Learning Rate Schedule
Convergence conditions To guarantee convergence to a (local) optimum, the learning rate schedule should satisfy certain conditions, see convergence conditions below.
Warm-up was originally proposed to handle training with very large batches for SGD (Goyal et al., 2017; Gotmare et al., 2019; Bernstein et al., 2018; Xiao et al., 2017).
Liu et al 2019 argues that warm-up is a variance reduction technique in the early stages of learning, when the second-order derivative hasn't been estimated properly yet.
Xiong et al 2020 argues that warm-up is necessary for post-norm transformers (the usual transformer) because post-norm transformers have unstable gradients. They argue that pre-norm transformers don't have this problem, don't need warm-up, and are much easier to train with comparable performance when trained without warm-up.

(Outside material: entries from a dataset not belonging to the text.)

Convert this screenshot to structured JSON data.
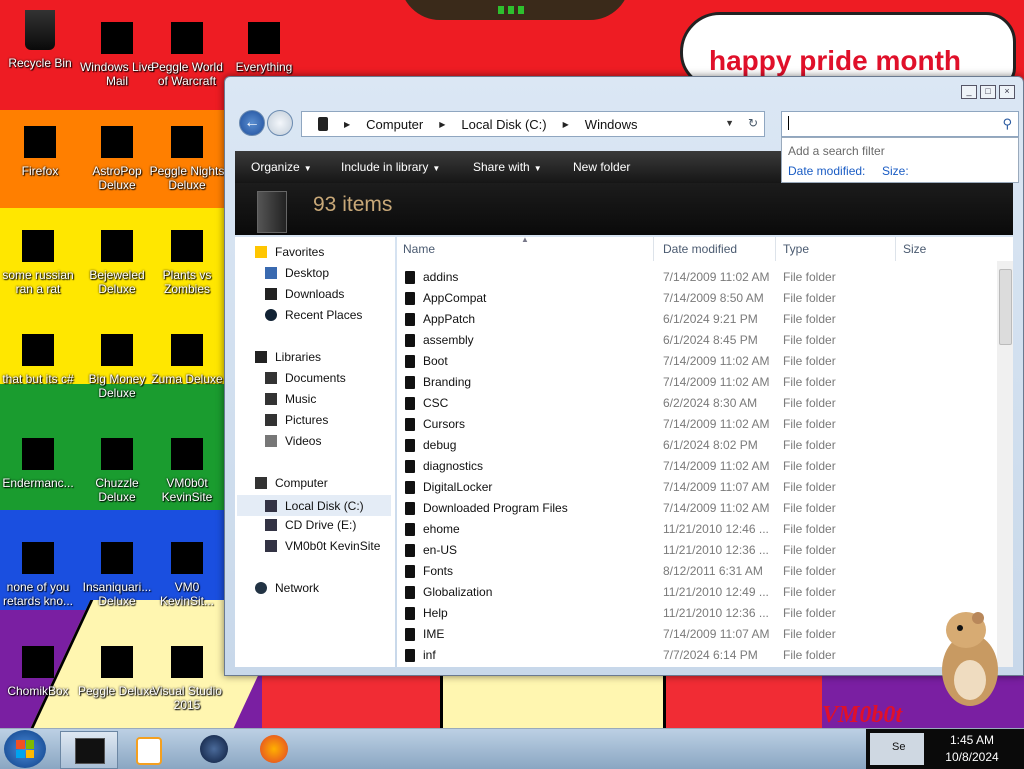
{
  "wallpaper": {
    "banner_text": "happy pride month",
    "corner_text": "VM0b0t",
    "colors": [
      "#ee1c23",
      "#ff7f00",
      "#ffe700",
      "#1a9c2f",
      "#1a4fe0",
      "#7a1fa2"
    ]
  },
  "desktop_icons": [
    {
      "label": "Recycle Bin"
    },
    {
      "label": "Windows Live Mail"
    },
    {
      "label": "Peggle World of Warcraft"
    },
    {
      "label": "Everything"
    },
    {
      "label": "Firefox"
    },
    {
      "label": "AstroPop Deluxe"
    },
    {
      "label": "Peggle Nights Deluxe"
    },
    {
      "label": "some russian ran a rat"
    },
    {
      "label": "Bejeweled Deluxe"
    },
    {
      "label": "Plants vs Zombies"
    },
    {
      "label": "that but its c#"
    },
    {
      "label": "Big Money Deluxe"
    },
    {
      "label": "Zuma Deluxe"
    },
    {
      "label": "Endermanc..."
    },
    {
      "label": "Chuzzle Deluxe"
    },
    {
      "label": "VM0b0t KevinSite"
    },
    {
      "label": "none of you retards kno..."
    },
    {
      "label": "Insaniquari... Deluxe"
    },
    {
      "label": "VM0 KevinSit..."
    },
    {
      "label": "ChomikBox"
    },
    {
      "label": "Peggle Deluxe"
    },
    {
      "label": "Visual Studio 2015"
    }
  ],
  "explorer": {
    "breadcrumb": [
      "Computer",
      "Local Disk (C:)",
      "Windows"
    ],
    "search": {
      "hint": "Add a search filter",
      "filters": [
        "Date modified:",
        "Size:"
      ]
    },
    "toolbar": {
      "organize": "Organize",
      "include": "Include in library",
      "share": "Share with",
      "new_folder": "New folder"
    },
    "items_count": "93 items",
    "nav": {
      "favorites": "Favorites",
      "favorites_items": [
        "Desktop",
        "Downloads",
        "Recent Places"
      ],
      "libraries": "Libraries",
      "libraries_items": [
        "Documents",
        "Music",
        "Pictures",
        "Videos"
      ],
      "computer": "Computer",
      "computer_items": [
        "Local Disk (C:)",
        "CD Drive (E:)",
        "VM0b0t KevinSite"
      ],
      "network": "Network"
    },
    "columns": {
      "name": "Name",
      "date": "Date modified",
      "type": "Type",
      "size": "Size"
    },
    "files": [
      {
        "name": "addins",
        "date": "7/14/2009 11:02 AM",
        "type": "File folder"
      },
      {
        "name": "AppCompat",
        "date": "7/14/2009 8:50 AM",
        "type": "File folder"
      },
      {
        "name": "AppPatch",
        "date": "6/1/2024 9:21 PM",
        "type": "File folder"
      },
      {
        "name": "assembly",
        "date": "6/1/2024 8:45 PM",
        "type": "File folder"
      },
      {
        "name": "Boot",
        "date": "7/14/2009 11:02 AM",
        "type": "File folder"
      },
      {
        "name": "Branding",
        "date": "7/14/2009 11:02 AM",
        "type": "File folder"
      },
      {
        "name": "CSC",
        "date": "6/2/2024 8:30 AM",
        "type": "File folder"
      },
      {
        "name": "Cursors",
        "date": "7/14/2009 11:02 AM",
        "type": "File folder"
      },
      {
        "name": "debug",
        "date": "6/1/2024 8:02 PM",
        "type": "File folder"
      },
      {
        "name": "diagnostics",
        "date": "7/14/2009 11:02 AM",
        "type": "File folder"
      },
      {
        "name": "DigitalLocker",
        "date": "7/14/2009 11:07 AM",
        "type": "File folder"
      },
      {
        "name": "Downloaded Program Files",
        "date": "7/14/2009 11:02 AM",
        "type": "File folder"
      },
      {
        "name": "ehome",
        "date": "11/21/2010 12:46 ...",
        "type": "File folder"
      },
      {
        "name": "en-US",
        "date": "11/21/2010 12:36 ...",
        "type": "File folder"
      },
      {
        "name": "Fonts",
        "date": "8/12/2011 6:31 AM",
        "type": "File folder"
      },
      {
        "name": "Globalization",
        "date": "11/21/2010 12:49 ...",
        "type": "File folder"
      },
      {
        "name": "Help",
        "date": "11/21/2010 12:36 ...",
        "type": "File folder"
      },
      {
        "name": "IME",
        "date": "7/14/2009 11:07 AM",
        "type": "File folder"
      },
      {
        "name": "inf",
        "date": "7/7/2024 6:14 PM",
        "type": "File folder"
      }
    ]
  },
  "taskbar": {
    "time": "1:45 AM",
    "date": "10/8/2024",
    "tray_text": "Se"
  }
}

For stochastic gradient descent, optimization theory says the step sizes should satisfy the conditions $\sum_t \alpha_t > \infty$ and $\sum_t \alpha_t^2 < \infty$ (see for example Bottou 1991). A common choice that satisfies these conditions stepsizes that decay as $1/t$. Stepsizes that satisfy these conditions were very common in machine learning and deep learning (for example here).

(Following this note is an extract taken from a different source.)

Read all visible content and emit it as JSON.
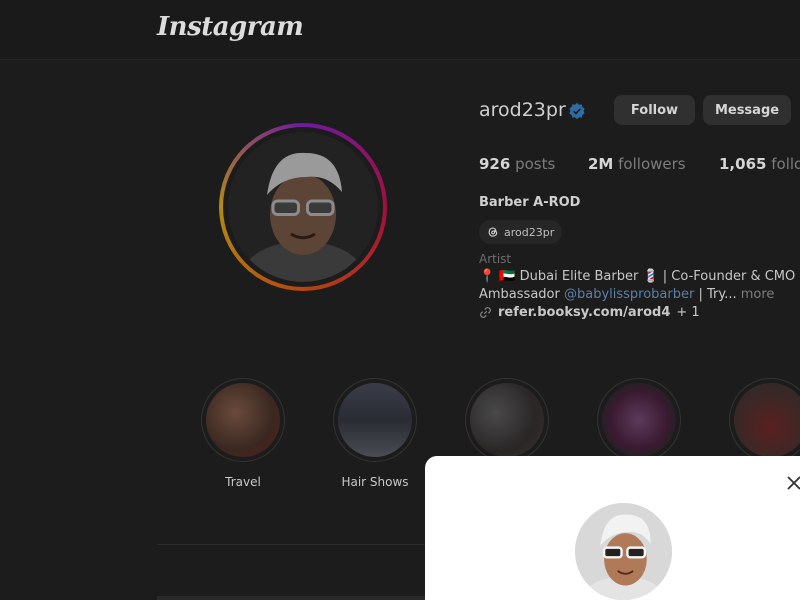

In the original Adam paper, the proof of convergence assumes stepsizes that decay as $1/\sqrt{t}$ (see the sentence above Theorem 4.1). (Note: there's a flaw in the proof, see optimizers and Zou 2019, which was corrected here. So $1/\sqrt{t}$ should work for reasonable hyperparameters.)
For the Transformer, people often use a different choice, such as linear decay with linear warmup, which was used in BERT.